Digitale Transformation – Es fehlt an Mut und Akzeptanz, Fehler machen zu dürfen, und der Wille nach Veränderung – Sascha Zöller im Interview
Sascha Zöller beschäftigt sich schon seit Jahren mit dem Thema Digitalisierung und hat sich auf die Digitale Transformation von Unternehmen spezialisiert.
Herr Zöller, Sie waren dieses Jahr wieder in den USA – noch vor den Wahlen zum neuen US-Präsidenten. Was macht USA anders in Bezug auf die Digitalisierung?
Was sehr deutlich ist, dass in den USA Mut und Risiko viel mehr gefördert wird als bei uns in Deutschland. An der Stelle verwende ich immer gerne ein Beispiel, dass die Situation besser verdeutlicht. In Amerika wird man bereits in jungen Jahren daran erinnert, sich selbst um seine Altersvorsorge zu kümmern. Ein System, wie wir es aus Deutschland kennen, gibt es in den USA nicht. Also wird bereits früh in Aktien und Immobilien investiert und gelehrt, dass man die Dinge selber in die Hand nehmen muss. Hier wird quasi jedem der Grundstein für Mut und Risiko in die Wiege gelegt. Sei mutig und riskiere was. Du kannst scheitern, aber zumindest hast Du es versucht und hast hoffentlich was gelernt.
In Deutschland hingegen haben wir eine gesetzliche Rentenversicherung und private Lebensversicherungen. Wir haben früh gelernt, unsere Zukunft in die Hände anderer zu geben. Eine Unterschrift genügt und wir geben die Verantwortung ab, was mit unserem Einkommen im Rentenalter geschieht. Mut und Risiko wird dadurch nicht gefördert. Diese Grundeinstellung zieht sich bis ins hohe Alter und auch im Berufsleben durch.
Eine Hoffnung bleibt allerdings. Die Generation Y! Das ist die Generation, die selbst neue Ideen entwickelt und das bestehende Wertesystem in Frage stellt. Sie will ihr Leben selbst in die Hand nehmen und gestalten. Aktuell vollzieht sich ein massiver Kulturwandel. Das gibt Hoffnung. Doch diese Hoffnung wird immer wieder sehr stark eingebremst. Denn für diese Förderung benötigt es Investitionen. Aktuell werde diese Investitionen von Menschen verwaltet, die mit gesetzlicher Altersvorsorge und Lebensversicherungen groß geworden sind.

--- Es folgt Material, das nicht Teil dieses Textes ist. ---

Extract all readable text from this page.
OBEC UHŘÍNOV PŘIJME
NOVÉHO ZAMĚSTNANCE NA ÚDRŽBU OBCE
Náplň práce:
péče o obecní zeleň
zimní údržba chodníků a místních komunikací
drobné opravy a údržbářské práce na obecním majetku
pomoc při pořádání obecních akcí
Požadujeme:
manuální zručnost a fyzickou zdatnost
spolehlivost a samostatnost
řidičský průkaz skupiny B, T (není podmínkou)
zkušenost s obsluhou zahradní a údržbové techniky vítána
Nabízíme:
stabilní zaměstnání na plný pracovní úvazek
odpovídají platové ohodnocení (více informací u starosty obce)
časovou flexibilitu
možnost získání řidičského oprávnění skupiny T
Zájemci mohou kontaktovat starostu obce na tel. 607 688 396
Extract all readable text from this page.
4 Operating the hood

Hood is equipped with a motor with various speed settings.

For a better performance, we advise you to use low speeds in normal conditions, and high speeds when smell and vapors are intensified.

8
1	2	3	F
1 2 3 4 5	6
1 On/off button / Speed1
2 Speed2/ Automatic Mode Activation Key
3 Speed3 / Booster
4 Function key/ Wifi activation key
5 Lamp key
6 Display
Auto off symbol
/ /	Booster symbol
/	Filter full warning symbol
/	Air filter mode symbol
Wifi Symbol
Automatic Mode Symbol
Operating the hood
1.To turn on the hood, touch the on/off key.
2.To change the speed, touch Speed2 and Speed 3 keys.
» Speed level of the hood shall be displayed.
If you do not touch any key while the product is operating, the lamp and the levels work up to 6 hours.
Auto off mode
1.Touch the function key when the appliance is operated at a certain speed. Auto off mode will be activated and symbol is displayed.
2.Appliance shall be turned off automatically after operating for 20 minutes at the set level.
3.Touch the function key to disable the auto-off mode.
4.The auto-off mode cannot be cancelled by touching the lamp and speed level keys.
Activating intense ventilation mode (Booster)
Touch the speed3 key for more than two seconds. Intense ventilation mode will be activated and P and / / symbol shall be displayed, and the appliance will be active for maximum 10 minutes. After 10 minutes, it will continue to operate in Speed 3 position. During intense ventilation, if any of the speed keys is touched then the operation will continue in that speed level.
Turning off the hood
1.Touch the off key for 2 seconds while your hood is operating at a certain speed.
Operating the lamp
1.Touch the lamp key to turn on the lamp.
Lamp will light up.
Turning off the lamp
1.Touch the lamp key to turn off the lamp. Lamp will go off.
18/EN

Haben Sie noch weitere Beispiele, die aufzeigen, was in den USA anders läuft?
Ich will eigentlich gar nicht zu sehr auf die USA eingehen. Vielmehr möchte ich Unterschiede aufzeigen, wie sich Branchen verändern mit und durch die Digitalisierung. Nehmen wir zum Beispiel die Automobilbranche. Als Tesla Motors 2008 sein erstes Auto mit Elektroantrieb auf den Markt gebracht hat, wurde dieses Auto nur mit Spott und Häme überzogen. Heute, im Jahre 2016, wird das Konzept, Autos mit 100%igen Elektroantrieb von allen Premium- und Massenhersteller der Automobilbrache akzeptiert und in Teilen sogar nachgeahmt und kopiert. Viel besser ist noch, dass der Automobilkunde nach diesem Konzept verlangt. Die bekannten Premiumhersteller können aktuell keine vergleichbaren Produkte und Erfahrung in diesem Bereich anbieten. Außer Ankündigungen und Studien kann nicht Belastbares vorgelegt werden. Hier sieht man den Unterschied der Kulturen. Elon Musk (CEO von Tesla Motors) hatte eine Vision und arbeitet hart daran, diese in die Realität umzusetzen. Wie macht er das? Er bringt in kürzester Zeit ein Produkt auf die Straße und lernt von und mit seinen Kunden. Er sammelt Daten und Informationen. Mit diesen gewonnenen Daten entwickelt er das bestehende Produkt an Hand der Kundenwünsche weiter – vom Roadster zum Model S und aktuell zum SUV X. In der Pipeline steht bereits ein Auto für unter 35.000 US Dollar. Das ist der Wunsch seiner Kunden.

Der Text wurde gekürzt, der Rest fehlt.